The Times-Picayune story is terrific! Thanks, Mossy.
Louisiana is always fucked up in a more interesting and nuanced way than the rest of the south.
Louisiana Catholicism is always fucked up in a more interesting and nuanced way than the rest of the south world.
Maryland is Catholic, southern, and mostly boring.
Say what you will, but I was not fucking boring.
Maryland basically only ever had a small Catholic minority, despite the charter.
I guess that's why they never had a pope.
Maryland was named after Henrietta Maria (who was also a Catholic), not Bloody Mary - 6 should come from Opinionated Charles I.
Actually it was named after the Virgin Mary and the Henrietta Maria thing made for a good cover story so the Catholics could get away with it.
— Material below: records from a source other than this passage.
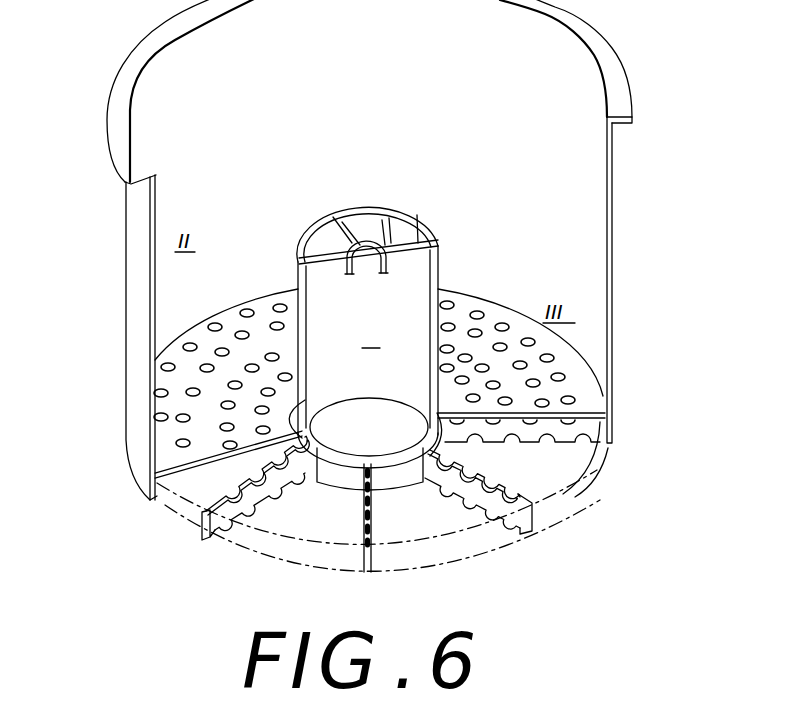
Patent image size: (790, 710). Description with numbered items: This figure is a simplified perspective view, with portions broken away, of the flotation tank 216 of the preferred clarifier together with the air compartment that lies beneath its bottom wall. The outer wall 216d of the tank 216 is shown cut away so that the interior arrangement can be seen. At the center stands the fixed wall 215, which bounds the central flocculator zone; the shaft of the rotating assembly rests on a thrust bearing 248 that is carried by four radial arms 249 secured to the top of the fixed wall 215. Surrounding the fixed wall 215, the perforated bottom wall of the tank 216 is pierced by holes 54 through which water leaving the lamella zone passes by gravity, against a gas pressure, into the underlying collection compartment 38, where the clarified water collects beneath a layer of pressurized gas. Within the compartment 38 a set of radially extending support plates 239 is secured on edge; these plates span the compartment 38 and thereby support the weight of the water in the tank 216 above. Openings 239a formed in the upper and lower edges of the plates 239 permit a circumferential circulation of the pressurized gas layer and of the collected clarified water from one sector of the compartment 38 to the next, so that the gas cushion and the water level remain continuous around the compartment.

The flotation tank 216 is at (118, 339).
The housing side wall 216d is at (607, 182).
The holes 54 is at (275, 323).
The fixed wall 215 is at (441, 271).
The thrust bearing 248 is at (388, 223).
The radial arms 249 is at (323, 234).
The support plates 239 is at (594, 428).
The openings 239a is at (578, 493).
The collection compartment 38 is at (163, 512).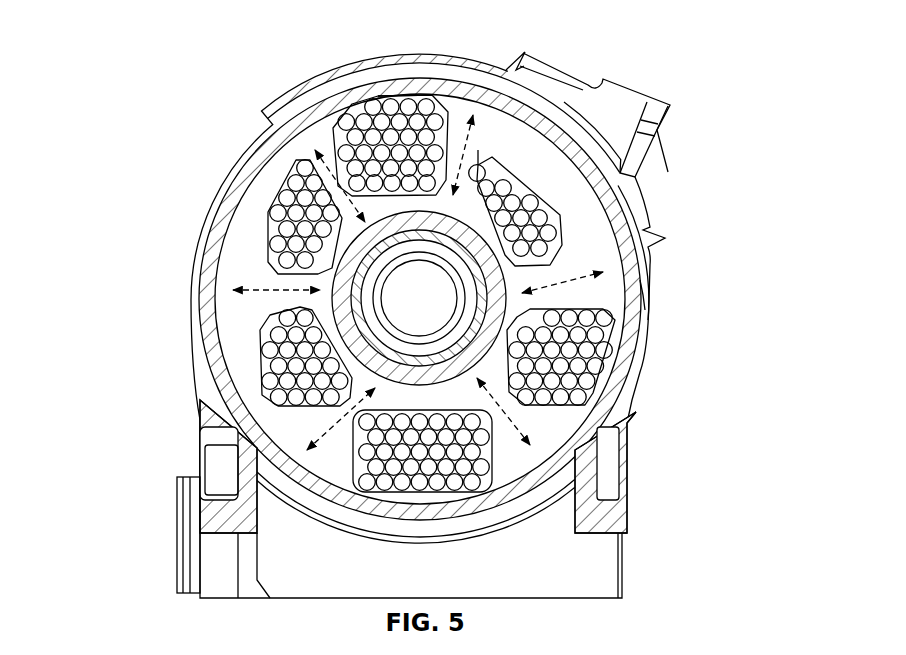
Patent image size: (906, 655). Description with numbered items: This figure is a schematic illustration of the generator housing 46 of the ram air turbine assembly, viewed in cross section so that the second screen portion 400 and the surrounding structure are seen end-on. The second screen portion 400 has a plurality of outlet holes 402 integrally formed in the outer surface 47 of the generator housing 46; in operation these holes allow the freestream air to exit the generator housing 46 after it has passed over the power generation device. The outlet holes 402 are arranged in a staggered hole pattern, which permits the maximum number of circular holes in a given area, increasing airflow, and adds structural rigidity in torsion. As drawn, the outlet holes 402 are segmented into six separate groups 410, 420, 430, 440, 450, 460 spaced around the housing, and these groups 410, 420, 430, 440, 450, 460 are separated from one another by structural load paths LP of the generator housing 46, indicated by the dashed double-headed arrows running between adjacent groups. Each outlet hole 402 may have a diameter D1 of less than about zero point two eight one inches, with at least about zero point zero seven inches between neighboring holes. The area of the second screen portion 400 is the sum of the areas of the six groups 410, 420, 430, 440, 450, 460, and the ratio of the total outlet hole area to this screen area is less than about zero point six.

The generator housing 46 is at (129, 352).
The outer surface 47 is at (630, 293).
The second screen portion 400 is at (237, 368).
The outlet holes 402 is at (427, 97).
The first group of outlet holes 410 is at (342, 110).
The second group of outlet holes 420 is at (565, 230).
The third group of outlet holes 430 is at (600, 392).
The fourth group of outlet holes 440 is at (495, 450).
The fifth group of outlet holes 450 is at (255, 343).
The sixth group of outlet holes 460 is at (272, 192).
The structural load paths LP is at (323, 180).
The diameter of outlet hole D1 is at (480, 157).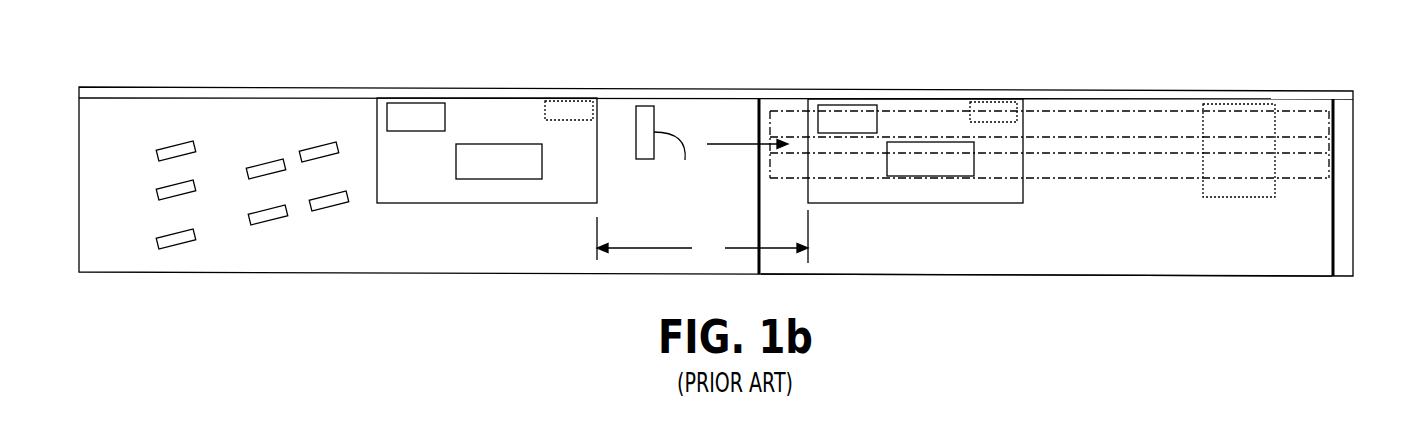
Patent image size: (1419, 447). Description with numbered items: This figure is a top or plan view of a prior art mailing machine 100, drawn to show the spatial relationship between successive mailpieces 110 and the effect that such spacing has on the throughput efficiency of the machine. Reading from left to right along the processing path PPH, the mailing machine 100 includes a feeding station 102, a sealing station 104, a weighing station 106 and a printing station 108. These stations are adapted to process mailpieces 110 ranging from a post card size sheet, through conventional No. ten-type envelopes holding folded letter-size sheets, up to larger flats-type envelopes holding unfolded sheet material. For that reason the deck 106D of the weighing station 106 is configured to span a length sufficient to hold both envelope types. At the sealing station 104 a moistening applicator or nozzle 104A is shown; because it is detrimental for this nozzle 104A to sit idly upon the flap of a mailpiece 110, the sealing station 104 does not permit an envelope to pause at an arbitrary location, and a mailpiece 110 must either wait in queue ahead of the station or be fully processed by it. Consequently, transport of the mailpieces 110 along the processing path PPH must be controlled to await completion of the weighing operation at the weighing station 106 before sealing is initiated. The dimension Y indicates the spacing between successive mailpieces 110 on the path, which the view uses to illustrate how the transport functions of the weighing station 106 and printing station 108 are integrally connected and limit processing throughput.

The mailing machine 100 is at (392, 50).
The feeding station 102 is at (206, 104).
The sealing station 104 is at (613, 102).
The moistening applicator or nozzle 104A is at (678, 166).
The weighing station 106 is at (931, 109).
The deck of the weighing station 106D is at (1087, 260).
The printing station 108 is at (1188, 118).
The mailpieces 110 is at (523, 203).
The processing path PPH is at (730, 142).
The spacing between mailpieces Y is at (702, 236).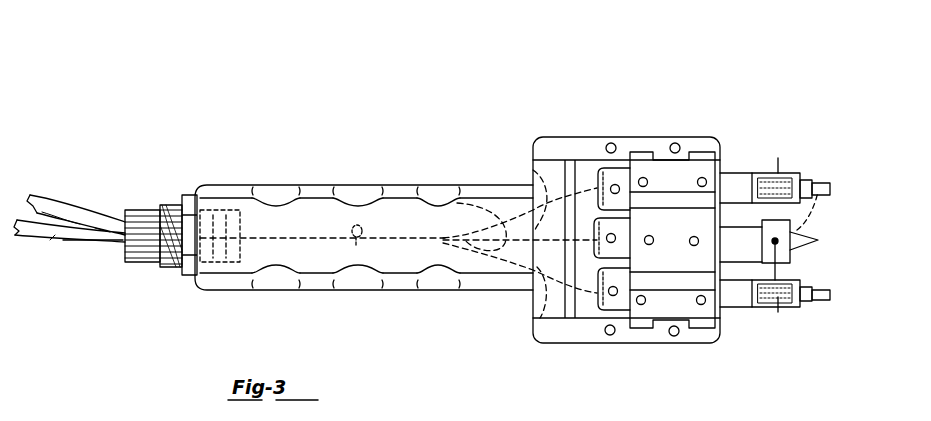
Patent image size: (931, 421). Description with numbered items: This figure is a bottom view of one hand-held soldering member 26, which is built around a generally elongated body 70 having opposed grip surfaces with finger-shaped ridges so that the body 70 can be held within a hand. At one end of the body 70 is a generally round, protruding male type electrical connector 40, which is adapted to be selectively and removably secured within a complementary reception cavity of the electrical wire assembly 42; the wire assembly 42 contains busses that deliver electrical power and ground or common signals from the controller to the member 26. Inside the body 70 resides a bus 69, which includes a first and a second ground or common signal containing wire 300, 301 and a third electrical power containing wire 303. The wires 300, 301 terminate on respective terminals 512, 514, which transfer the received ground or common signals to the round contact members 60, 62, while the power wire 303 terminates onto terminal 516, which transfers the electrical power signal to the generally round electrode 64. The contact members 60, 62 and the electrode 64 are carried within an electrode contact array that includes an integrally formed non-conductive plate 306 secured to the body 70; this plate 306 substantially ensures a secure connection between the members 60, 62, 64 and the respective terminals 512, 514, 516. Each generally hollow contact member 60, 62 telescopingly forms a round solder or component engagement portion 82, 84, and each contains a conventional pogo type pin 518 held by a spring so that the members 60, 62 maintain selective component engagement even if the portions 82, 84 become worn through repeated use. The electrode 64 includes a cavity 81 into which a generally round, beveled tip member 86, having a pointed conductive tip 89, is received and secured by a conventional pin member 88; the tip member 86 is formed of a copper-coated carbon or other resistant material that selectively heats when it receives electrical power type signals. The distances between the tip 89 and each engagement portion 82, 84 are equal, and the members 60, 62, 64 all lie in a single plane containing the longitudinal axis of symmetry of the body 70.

Officially it looks like Charles I substituted Maryland for Lord Baltimore's name proposal? But even taking as given that Charles I was not crypto-Catholic, just sympathized with them more than the polity as a whole wanted, it does seem like that whole interlude might have been a ploy for Charles to make the name seem like his own idea to please his wife, to keep anyone from saying Lord Baltimore was giving aid and comfort to Catholics, even when the intent was to throw them a bone.
That made me wonder, when Lord Baltimore converted to Catholicism, whether he had to give up his seat in the House of Lords. But it looks like he was an Irish lord who couldn't be there in any case.
America has no states named after women who weren't virgins and two after women who were. Australia is the opposite.
Australia has two states named after the same non-virgin woman, correct?
Suzanne Western, later the first Countess of Territory.
I guess I should count West Virginia separately. So three American states.
Tess Mania, an excitable girl they all said.
Also Louisiana and Florida, two states named after non-virginal 1970's sassy African-American sitcom mamas.
AIMHMHB the girl's name "Brittany" became popular in the US after the return of lots of Third Army soldiers who'd had a great time liberating it in 1944 (which also explains why you don't meet many girls called "Normandy").